Around Phuket there are many beautiful temples. Those are called Viharn, they are big assembly temples covered by multiple roofs, ornamented with beautiful dragon shaped fascia boards. They usually host a statue of Buddha in one of its many poses. In those Buddhist temples, you’ll notice two redondant things : dragons and a gong (or bells). Those are to ward off bad spirits from the temple. Near Phuket, Wat Ko Sire is a temple located on one of the highest hills. The Temple is very unique and offers a wide view towards the horizon. But it also hosts a Kyaiktiyo Pagoda, the replica of a golden stone that was, “precariously perched on a strand of the Buddha‘s hair” according to the legend.
BIG BUDDAH, GHASTLY COBRA
Some days ago I shared an Instagram story stating a misadventure while venturing in the jungle to reach the Big Buddha of Phuket. One of the scariest moment of my life. For all those who were wondering, here is the whole story.
It all started one sunny morning, when I woke up with the idea to take a bus followed by a small one hour hike in the jungle. Firsthand, finding a bus stop in Phuket was no easy task. There is no sign, shelter or schedule sheet. You have to keep your eyes wide open and wave the bus to get in. After a 45 minutes ride, we finally arrived by Kata village. A small town at the foot of the hill. A minute later I was in on the trail to reach the top where the Big Buddha was located.

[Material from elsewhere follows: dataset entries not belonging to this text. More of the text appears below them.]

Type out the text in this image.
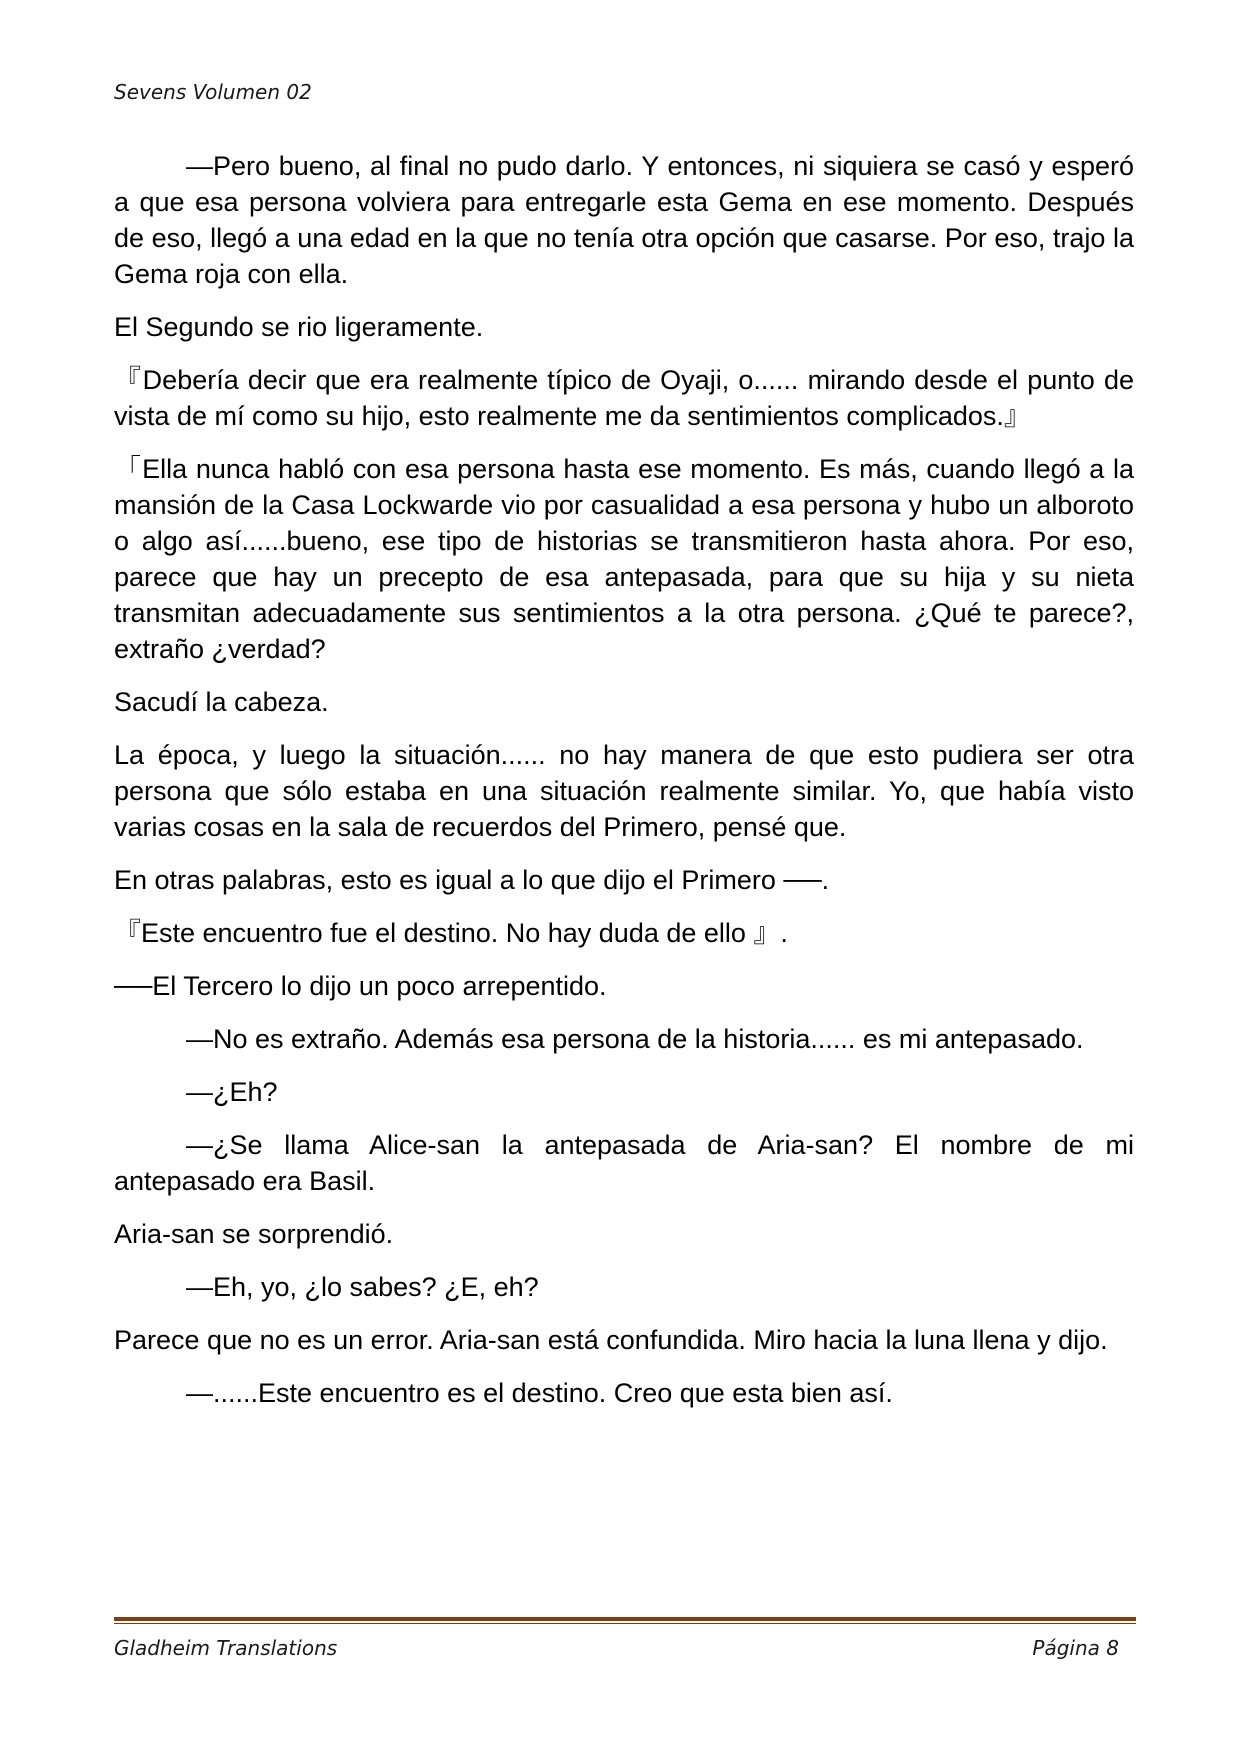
Sevens Volumen 02

—Pero bueno, al final no pudo darlo. Y entonces, ni siquiera se casó y esperó a que esa persona volviera para entregarle esta Gema en ese momento. Después de eso, llegó a una edad en la que no tenía otra opción que casarse. Por eso, trajo la Gema roja con ella.

El Segundo se rio ligeramente.

『Debería decir que era realmente típico de Oyaji, o...... mirando desde el punto de vista de mí como su hijo, esto realmente me da sentimientos complicados.』

「Ella nunca habló con esa persona hasta ese momento. Es más, cuando llegó a la mansión de la Casa Lockwarde vio por casualidad a esa persona y hubo un alboroto o algo así......bueno, ese tipo de historias se transmitieron hasta ahora. Por eso, parece que hay un precepto de esa antepasada, para que su hija y su nieta transmitan adecuadamente sus sentimientos a la otra persona. ¿Qué te parece?, extraño ¿verdad?

Sacudí la cabeza.

La época, y luego la situación...... no hay manera de que esto pudiera ser otra persona que sólo estaba en una situación realmente similar. Yo, que había visto varias cosas en la sala de recuerdos del Primero, pensé que.

En otras palabras, esto es igual a lo que dijo el Primero ──.

『Este encuentro fue el destino. No hay duda de ello 』.

──El Tercero lo dijo un poco arrepentido.

—No es extraño. Además esa persona de la historia...... es mi antepasado.

—¿Eh?

—¿Se llama Alice-san la antepasada de Aria-san? El nombre de mi antepasado era Basil.

Aria-san se sorprendió.

—Eh, yo, ¿lo sabes? ¿E, eh?

Parece que no es un error. Aria-san está confundida. Miro hacia la luna llena y dijo.

—......Este encuentro es el destino. Creo que esta bien así.

Gladheim Translations	Página 8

It was a one hour trek into the jungle. No big deal. Except there was. The hill was very steep and very muddy because of the last rain shower. After 45 minutes, walking very carefully through the narrow path, I suddenly heard a hiss. Stoped, and instinctively took four steps back. For a Monocled Cobra was standing 30cm away from my feet. One of the most deadly on the planet. The snake was warning me, and I got his message.
I was scared shitless and alone on a path barely used, but there was no other option than going forward. So I just spend the next 15minutes with my eyes extra peeled. Checking every bush, rock and grass thicket. Even though the odds of finding two in a row were very slim, my survival instinct was on high alert. After those 15minutes, I finally reached the Big Buddha, where I stopped for about an hour to take my breath, and gather myself back from this troublesome event. After what I just took a cab back to the bottom of the hill.
Although sharing kilometers of borders with its Malaysian neighbors, Thailand is very different. Much more touristic, maybe, but way more chill and layback. The first time I entered Thailand from Malaysia I knew I was gonna love it. I had an ineffable strong feeling about it.
Although many bloggers will tell you to be very, very careful, I’ve never felt unsafe in Thailand. Not even walking some remote street by night. People might try to sell you overpriced stuff but that’s about all the risks you’ll get. Generally speaking Thai people are very respectful.
- Do not venture alone in the jungle. if you have no other choices, take the necessary equipment and read about what to do in case of a snake bite. Emergency number in Thailand is 1669.
- Thai food is really good, you can blindly try anything they have, you shall not be disappointed.
- Careful with the taxis, especially around Phuket, their prices are way over the average. Try using grab to check if the price range are correct. (But even on grab it might be excessive..)
- You are a tourist in a very touristic place. Meaning you’ll be a target for about anything that can be sold.
- Check multiple places for the prices. Not necessarily to try to get the lowest rate, but to have a general idea of what costs what. Because some boat drivers will take advantage of your ignorance.